Plenair Essers bij behandeling Incidentele suppletoire begroting inzake Herstel Toeslagen



Verslag van de vergadering van 23 februari 2021 (2020/2021 nr. 26)

Status: gecorrigeerd

Aanvang: 19.10 uur


Bekijk de video van deze spreekbeurt

De heer Essers i (CDA):

Dank u, voorzitter. Dit wetsvoorstel markeert de zoveelste fase in het drama van de kinderopvangtoeslagzaak, en het zal zeker niet de laatste fase zijn. Verheugend is wel dat thans de compensatie van de gedupeerde ouders centraal staat. Ook is het een goede zaak dat dit wetsvoorstel er blijk van geeft dat de regering met deze compensatie optimale snelheid wil betrachten en voor 1 mei van dit jaar de toegezegde €30.000 aan de gedupeerde ouders wil overmaken. Dit alles kan op onze hartelijke goedkeuring rekenen.

Datzelfde geldt voor het streven van de regering om de ouders de rust en de ruimte te geven, om te voorkomen dat zij het ontvangen bedrag meteen weer zien wegvloeien in de vorm van afbetaling van schulden aan private schuldeisers.

Die instemming met de bedoelingen van de regering en zeer in het bijzonder van deze staatssecretaris mag onze ogen echter niet sluiten voor de noodzaak om de door de regering en de Tweede Kamer in dit wetsvoorstel gekozen weg van een afdoende juridische onderbouwing te voorzien. Het amendement dat voorziet in een wettelijke afkoelingsperiode van een jaar, waarin schuldeisers hun vorderingen op de gedupeerde ouders niet kunnen uitwinnen, is tijdens de behandeling in de Tweede Kamer op een laat moment ingediend. Er is geen advies over gevraagd aan de Raad van State, ofschoon het een ingrijpende, inhoudelijke wijziging op het suppletoire begrotingswetsvoorstel impliceert.

Volgens een brief van de minister voor Rechtsbescherming van 11 februari jongstleden is het "verdedigbaar" dat het amendement dat voorziet in het moratorium, niet in strijd is met artikel 1 van het Eerste Protocol van het EVRM, het eigendomsrecht. Daarmee wordt niet uitgesloten dat de rechter tot een andere conclusie kan komen. In het stuk van het ministerie van Justitie en Veiligheid wordt ook geen melding gemaakt van jurisprudentie of standpunten in de literatuur die op deze of soortgelijke casus zien en het standpunt van het departement ondersteunen of juist niet. Dat betekent dat er geen sluitende garanties zijn voor de juridische houdbaarheid van het amendement.

Dat stelt deze Kamer voor een extra moeilijke afweging.

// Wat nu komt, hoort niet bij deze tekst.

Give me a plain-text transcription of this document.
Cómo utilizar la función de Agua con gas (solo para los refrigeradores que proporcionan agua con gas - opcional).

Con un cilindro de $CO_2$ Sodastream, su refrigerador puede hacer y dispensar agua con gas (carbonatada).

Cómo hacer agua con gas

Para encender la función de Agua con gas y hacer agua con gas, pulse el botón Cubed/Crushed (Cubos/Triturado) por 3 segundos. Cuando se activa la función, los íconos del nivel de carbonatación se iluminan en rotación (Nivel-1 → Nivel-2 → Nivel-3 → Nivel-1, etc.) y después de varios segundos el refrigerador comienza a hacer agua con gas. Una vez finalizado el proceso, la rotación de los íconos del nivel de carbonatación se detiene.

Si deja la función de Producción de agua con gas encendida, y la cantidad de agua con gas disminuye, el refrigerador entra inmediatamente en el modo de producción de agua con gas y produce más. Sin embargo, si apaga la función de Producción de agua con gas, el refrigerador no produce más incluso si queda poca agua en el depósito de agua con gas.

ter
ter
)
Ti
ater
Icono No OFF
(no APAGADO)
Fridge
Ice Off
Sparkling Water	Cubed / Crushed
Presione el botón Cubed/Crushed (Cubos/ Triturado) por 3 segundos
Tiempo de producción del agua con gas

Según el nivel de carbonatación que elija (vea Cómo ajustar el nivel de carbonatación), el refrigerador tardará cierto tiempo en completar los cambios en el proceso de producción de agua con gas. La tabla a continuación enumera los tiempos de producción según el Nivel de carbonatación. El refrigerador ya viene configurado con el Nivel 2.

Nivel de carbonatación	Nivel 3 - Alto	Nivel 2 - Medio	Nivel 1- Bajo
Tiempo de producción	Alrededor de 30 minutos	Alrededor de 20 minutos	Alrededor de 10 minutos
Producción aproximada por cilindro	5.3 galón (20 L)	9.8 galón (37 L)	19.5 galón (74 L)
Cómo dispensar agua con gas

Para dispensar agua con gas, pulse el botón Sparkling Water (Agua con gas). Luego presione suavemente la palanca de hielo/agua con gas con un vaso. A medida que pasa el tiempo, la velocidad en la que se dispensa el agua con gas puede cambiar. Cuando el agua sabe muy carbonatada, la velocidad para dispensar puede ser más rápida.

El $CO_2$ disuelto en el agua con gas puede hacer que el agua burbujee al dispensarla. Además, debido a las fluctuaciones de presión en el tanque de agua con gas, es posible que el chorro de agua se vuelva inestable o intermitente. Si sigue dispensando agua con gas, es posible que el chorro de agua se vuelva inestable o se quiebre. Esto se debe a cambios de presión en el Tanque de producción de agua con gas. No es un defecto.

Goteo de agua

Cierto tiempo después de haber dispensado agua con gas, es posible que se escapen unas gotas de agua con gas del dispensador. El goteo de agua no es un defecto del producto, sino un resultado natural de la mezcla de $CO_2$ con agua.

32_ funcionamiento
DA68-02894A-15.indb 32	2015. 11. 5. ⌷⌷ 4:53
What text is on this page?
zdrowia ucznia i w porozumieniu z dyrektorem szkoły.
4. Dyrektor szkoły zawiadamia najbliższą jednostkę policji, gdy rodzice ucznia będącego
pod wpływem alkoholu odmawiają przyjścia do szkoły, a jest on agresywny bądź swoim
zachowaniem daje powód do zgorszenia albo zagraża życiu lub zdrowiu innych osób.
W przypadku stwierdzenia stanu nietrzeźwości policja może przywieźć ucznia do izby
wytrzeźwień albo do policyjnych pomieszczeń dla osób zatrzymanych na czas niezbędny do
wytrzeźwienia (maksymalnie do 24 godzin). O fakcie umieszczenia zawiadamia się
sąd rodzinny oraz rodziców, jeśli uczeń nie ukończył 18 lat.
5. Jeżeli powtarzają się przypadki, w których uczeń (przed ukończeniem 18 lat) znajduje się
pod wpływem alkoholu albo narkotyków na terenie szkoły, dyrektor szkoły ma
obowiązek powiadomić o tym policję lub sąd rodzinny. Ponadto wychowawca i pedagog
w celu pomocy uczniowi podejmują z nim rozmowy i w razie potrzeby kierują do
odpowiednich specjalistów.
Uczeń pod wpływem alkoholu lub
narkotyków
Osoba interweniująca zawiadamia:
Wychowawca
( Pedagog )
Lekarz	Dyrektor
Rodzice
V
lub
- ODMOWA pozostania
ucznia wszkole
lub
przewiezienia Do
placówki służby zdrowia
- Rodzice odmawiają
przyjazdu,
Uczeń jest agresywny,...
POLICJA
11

Aan de ene kant willen we dat de regering de aan de ouders gedane toezeggingen zo spoedig mogelijk nakomt. Aan de andere kant staat deze Kamer borg voor de kwaliteit van wetgeving. In normale omstandigheden zou een verzoek aan de Raad van State voor een advies over de houdbaarheid van het amendement in het licht van artikel 1, Eerste Protocol van het EVRM, de aangewezen weg zijn om een betere juridische onderbouwing te verkrijgen. Gelet op de vereiste snelheid zou dit dan om een spoedadviesaanvraag moeten gaan. Onze dringende vraag aan de staatssecretaris is dan ook of zij bereid is om dit alsnog te doen. Dat zou dan kunnen tussen vandaag en volgende week, wanneer we hierover gaan stemmen. Is zij bereid om dit te doen of ziet zij wellicht andere mogelijkheden voor de gevraagde juridische extra onderbouwing op korte termijn? Ik vraag dit niet om het allerlaatste woord te krijgen over de juridische 100%, maar wel om in het belang van de ouders een zo goed mogelijk juridisch onderbouwde wet te hebben, die niet of althans geen groot risico loopt dat hij door de rechter onderuit wordt gehaald.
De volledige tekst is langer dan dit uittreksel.